# Water Updates



## CautioN1919 (Jun 17, 2005)

Ammonia: 0
Nitrate: 0 
Nitrite: 5

I added 2 goldfish like 4 days ago and they died in the first day but this is the first time ive been able to check. My nitrite is the only high one does this mean it is spiking or what ?


----------



## doctorvtec (May 15, 2004)

CautioN1919 said:


> Ammonia: 0
> Nitrate: 0
> Nitrite: 5
> 
> ...


Aren't you fishless cycling? If so why are you adding goldfish to the tank?


----------



## mashunter18 (Jan 2, 2004)

Looks like it is getting there, you cycling a tank???


----------



## CautioN1919 (Jun 17, 2005)

Aren't you fishless cycling? If so why are you adding goldfish to the tank?
[snapback]1151083[/snapback]​[/quote]

I added them because i was going to use them as feeders for my Gold P and i went to the LFS to pick something else up so i just grab'd them while i was there


----------



## doctorvtec (May 15, 2004)

CautioN1919 said:


> I added them because i was going to use them as feeders for my Gold P and i went to the LFS to pick something else up so i just grab'd them while i was there
> [snapback]1151314[/snapback]​


You shouldn''t keep fish in a tank with that much nitrite in it. One it's too high of nitrite, and two, it kinda defeats some of the purpose of fishless cycling.

Besides, you should be quaratining feeders before use.


----------



## CautioN1919 (Jun 17, 2005)

yeah im going to be breeding convicts for feeders since its so easy...but is my nitrite spiking since its so high ?


----------



## doctorvtec (May 15, 2004)

CautioN1919 said:


> yeah im going to be breeding convicts for feeders since its so easy...but is my nitrite spiking since its so high ?
> [snapback]1151777[/snapback]​


You will know it has peaked, when it starts to decline. That is the time to cut your ammonia in half.

Good luck


----------



## CautioN1919 (Jun 17, 2005)

*Thursday at 7:50*
Ammonia: 1ish
Nitrite: 5 if not higher
Nitrate: 20 if not higher

---- Think I'm ready for the big water change? ----


----------



## doctorvtec (May 15, 2004)

CautioN1919 said:


> *Thursday at 7:50*
> Ammonia: 1ish
> Nitrite: 5 if not higher
> Nitrate: 20 if not higher
> ...


Big water change? The only big water change you do is when your cycle is over, and you are not there yet.

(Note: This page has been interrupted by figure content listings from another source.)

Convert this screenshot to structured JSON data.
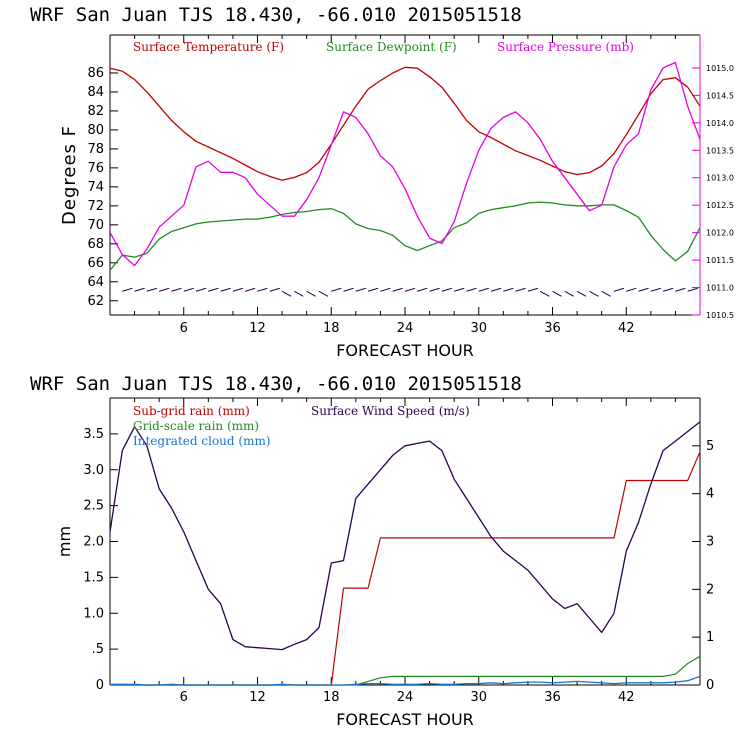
{
  "chart_data": [
    {
      "type": "line",
      "title": "WRF   San Juan TJS  18.430, -66.010  2015051518",
      "xlabel": "FORECAST HOUR",
      "ylabel": "Degrees F",
      "xlim": [
        0,
        48
      ],
      "ylim": [
        60.5,
        90
      ],
      "y2lim": [
        1010.5,
        1015.6
      ],
      "xticks": [
        "6",
        "12",
        "18",
        "24",
        "30",
        "36",
        "42"
      ],
      "xtick_values": [
        6,
        12,
        18,
        24,
        30,
        36,
        42
      ],
      "yticks": [
        "62",
        "64",
        "66",
        "68",
        "70",
        "72",
        "74",
        "76",
        "78",
        "80",
        "82",
        "84",
        "86"
      ],
      "y2ticks": [
        "1010.5",
        "1011.0",
        "1011.5",
        "1012.0",
        "1012.5",
        "1013.0",
        "1013.5",
        "1014.0",
        "1014.5",
        "1015.0"
      ],
      "x": [
        0,
        1,
        2,
        3,
        4,
        5,
        6,
        7,
        8,
        9,
        10,
        11,
        12,
        13,
        14,
        15,
        16,
        17,
        18,
        19,
        20,
        21,
        22,
        23,
        24,
        25,
        26,
        27,
        28,
        29,
        30,
        31,
        32,
        33,
        34,
        35,
        36,
        37,
        38,
        39,
        40,
        41,
        42,
        43,
        44,
        45,
        46,
        47,
        48
      ],
      "series": [
        {
          "name": "Surface Temperature (F)",
          "color": "#c00000",
          "axis": "left",
          "values": [
            86.5,
            86.2,
            85.3,
            84.0,
            82.5,
            81.0,
            79.8,
            78.8,
            78.2,
            77.6,
            77.0,
            76.3,
            75.6,
            75.1,
            74.7,
            75.0,
            75.5,
            76.6,
            78.5,
            80.5,
            82.5,
            84.3,
            85.2,
            86.0,
            86.6,
            86.5,
            85.6,
            84.5,
            82.8,
            81.0,
            79.8,
            79.2,
            78.5,
            77.8,
            77.3,
            76.8,
            76.2,
            75.6,
            75.3,
            75.5,
            76.2,
            77.5,
            79.5,
            81.6,
            83.8,
            85.3,
            85.5,
            84.5,
            82.5
          ]
        },
        {
          "name": "Surface Dewpoint (F)",
          "color": "#228b22",
          "axis": "left",
          "values": [
            65.2,
            66.8,
            66.6,
            67.0,
            68.5,
            69.3,
            69.7,
            70.1,
            70.3,
            70.4,
            70.5,
            70.6,
            70.6,
            70.8,
            71.1,
            71.3,
            71.4,
            71.6,
            71.7,
            71.2,
            70.1,
            69.6,
            69.4,
            68.9,
            67.8,
            67.3,
            67.8,
            68.3,
            69.7,
            70.2,
            71.2,
            71.6,
            71.8,
            72.0,
            72.3,
            72.4,
            72.3,
            72.1,
            72.0,
            72.0,
            72.1,
            72.1,
            71.5,
            70.8,
            68.9,
            67.4,
            66.2,
            67.2,
            69.7
          ]
        },
        {
          "name": "Surface Pressure (mb)",
          "color": "#e600e6",
          "axis": "right",
          "values": [
            1012.0,
            1011.6,
            1011.4,
            1011.7,
            1012.1,
            1012.3,
            1012.5,
            1013.2,
            1013.3,
            1013.1,
            1013.1,
            1013.0,
            1012.7,
            1012.5,
            1012.3,
            1012.3,
            1012.6,
            1013.0,
            1013.6,
            1014.2,
            1014.1,
            1013.8,
            1013.4,
            1013.2,
            1012.8,
            1012.3,
            1011.9,
            1011.8,
            1012.2,
            1012.9,
            1013.5,
            1013.9,
            1014.1,
            1014.2,
            1014.0,
            1013.7,
            1013.3,
            1013.0,
            1012.7,
            1012.4,
            1012.5,
            1013.2,
            1013.6,
            1013.8,
            1014.6,
            1015.0,
            1015.1,
            1014.3,
            1013.7
          ]
        }
      ],
      "wind_barbs_y": 63.0
    },
    {
      "type": "line",
      "title": "WRF   San Juan TJS  18.430, -66.010  2015051518",
      "xlabel": "FORECAST HOUR",
      "ylabel": "mm",
      "xlim": [
        0,
        48
      ],
      "ylim": [
        0,
        4.0
      ],
      "y2lim": [
        0,
        6.0
      ],
      "xticks": [
        "6",
        "12",
        "18",
        "24",
        "30",
        "36",
        "42"
      ],
      "xtick_values": [
        6,
        12,
        18,
        24,
        30,
        36,
        42
      ],
      "yticks": [
        "0",
        ".5",
        "1.0",
        "1.5",
        "2.0",
        "2.5",
        "3.0",
        "3.5"
      ],
      "ytick_values": [
        0,
        0.5,
        1.0,
        1.5,
        2.0,
        2.5,
        3.0,
        3.5
      ],
      "y2ticks": [
        "0",
        "1",
        "2",
        "3",
        "4",
        "5"
      ],
      "y2tick_values": [
        0,
        1,
        2,
        3,
        4,
        5
      ],
      "x": [
        0,
        1,
        2,
        3,
        4,
        5,
        6,
        7,
        8,
        9,
        10,
        11,
        12,
        13,
        14,
        15,
        16,
        17,
        18,
        19,
        20,
        21,
        22,
        23,
        24,
        25,
        26,
        27,
        28,
        29,
        30,
        31,
        32,
        33,
        34,
        35,
        36,
        37,
        38,
        39,
        40,
        41,
        42,
        43,
        44,
        45,
        46,
        47,
        48
      ],
      "series": [
        {
          "name": "Sub-grid rain (mm)",
          "color": "#c00000",
          "axis": "left",
          "values": [
            0,
            0,
            0,
            0,
            0,
            0,
            0,
            0,
            0,
            0,
            0,
            0,
            0,
            0,
            0,
            0,
            0,
            0,
            0,
            1.35,
            1.35,
            1.35,
            2.05,
            2.05,
            2.05,
            2.05,
            2.05,
            2.05,
            2.05,
            2.05,
            2.05,
            2.05,
            2.05,
            2.05,
            2.05,
            2.05,
            2.05,
            2.05,
            2.05,
            2.05,
            2.05,
            2.05,
            2.85,
            2.85,
            2.85,
            2.85,
            2.85,
            2.85,
            3.25
          ]
        },
        {
          "name": "Grid-scale rain (mm)",
          "color": "#228b22",
          "axis": "left",
          "values": [
            0,
            0,
            0,
            0,
            0,
            0,
            0,
            0,
            0,
            0,
            0,
            0,
            0,
            0,
            0,
            0,
            0,
            0,
            0,
            0,
            0,
            0.05,
            0.1,
            0.12,
            0.12,
            0.12,
            0.12,
            0.12,
            0.12,
            0.12,
            0.12,
            0.12,
            0.12,
            0.12,
            0.12,
            0.12,
            0.12,
            0.12,
            0.12,
            0.12,
            0.12,
            0.12,
            0.12,
            0.12,
            0.12,
            0.12,
            0.15,
            0.3,
            0.4
          ]
        },
        {
          "name": "Integrated cloud (mm)",
          "color": "#1874cd",
          "axis": "left",
          "values": [
            0.01,
            0.01,
            0.01,
            0,
            0,
            0.01,
            0,
            0,
            0,
            0,
            0,
            0,
            0,
            0,
            0.01,
            0,
            0,
            0,
            0,
            0,
            0.01,
            0.02,
            0.02,
            0.01,
            0.01,
            0.01,
            0.02,
            0.01,
            0.01,
            0.02,
            0.02,
            0.03,
            0.02,
            0.03,
            0.04,
            0.04,
            0.03,
            0.04,
            0.05,
            0.04,
            0.03,
            0.02,
            0.03,
            0.03,
            0.03,
            0.03,
            0.04,
            0.06,
            0.12
          ]
        },
        {
          "name": "Surface Wind Speed (m/s)",
          "color": "#2b0050",
          "axis": "right",
          "values": [
            3.2,
            4.9,
            5.4,
            5.0,
            4.1,
            3.7,
            3.2,
            2.6,
            2.0,
            1.7,
            0.95,
            0.8,
            0.78,
            0.76,
            0.74,
            0.85,
            0.95,
            1.2,
            2.55,
            2.6,
            3.9,
            4.2,
            4.5,
            4.8,
            5.0,
            5.05,
            5.1,
            4.9,
            4.3,
            3.9,
            3.5,
            3.1,
            2.8,
            2.6,
            2.4,
            2.1,
            1.8,
            1.6,
            1.7,
            1.4,
            1.1,
            1.5,
            2.8,
            3.4,
            4.2,
            4.9,
            5.1,
            5.3,
            5.5
          ]
        }
      ]
    }
  ]
}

You are cycled when your ammonia and nitrite are at 0, and your nitrates are high.


----------



## CautioN1919 (Jun 17, 2005)

New results again:

Ammonia: 0
Nitrite: 5
Nitrate: between 40 & 80


----------



## doctorvtec (May 15, 2004)

CautioN1919 said:


> New results again:
> 
> Ammonia: 0
> Nitrite: 5
> ...


Continue with what you are doing. Seems like nitrite MAY have peaked. If it drops cut your daily ammonia dosage in half.

You are doing great.


----------



## CautioN1919 (Jun 17, 2005)

Another update..

Ammonia: 0
Nitrite: .025
Nitrate: 40


----------



## doctorvtec (May 15, 2004)

Looking good.


----------



## CautioN1919 (Jun 17, 2005)

how long do you think it will take the nitrite to hit 0?


----------



## doctorvtec (May 15, 2004)

Should be soon, your numbers are looking good.


----------



## CautioN1919 (Jun 17, 2005)

yeah it finished today and the fish is coming tomorrow...will post pics when i get him


----------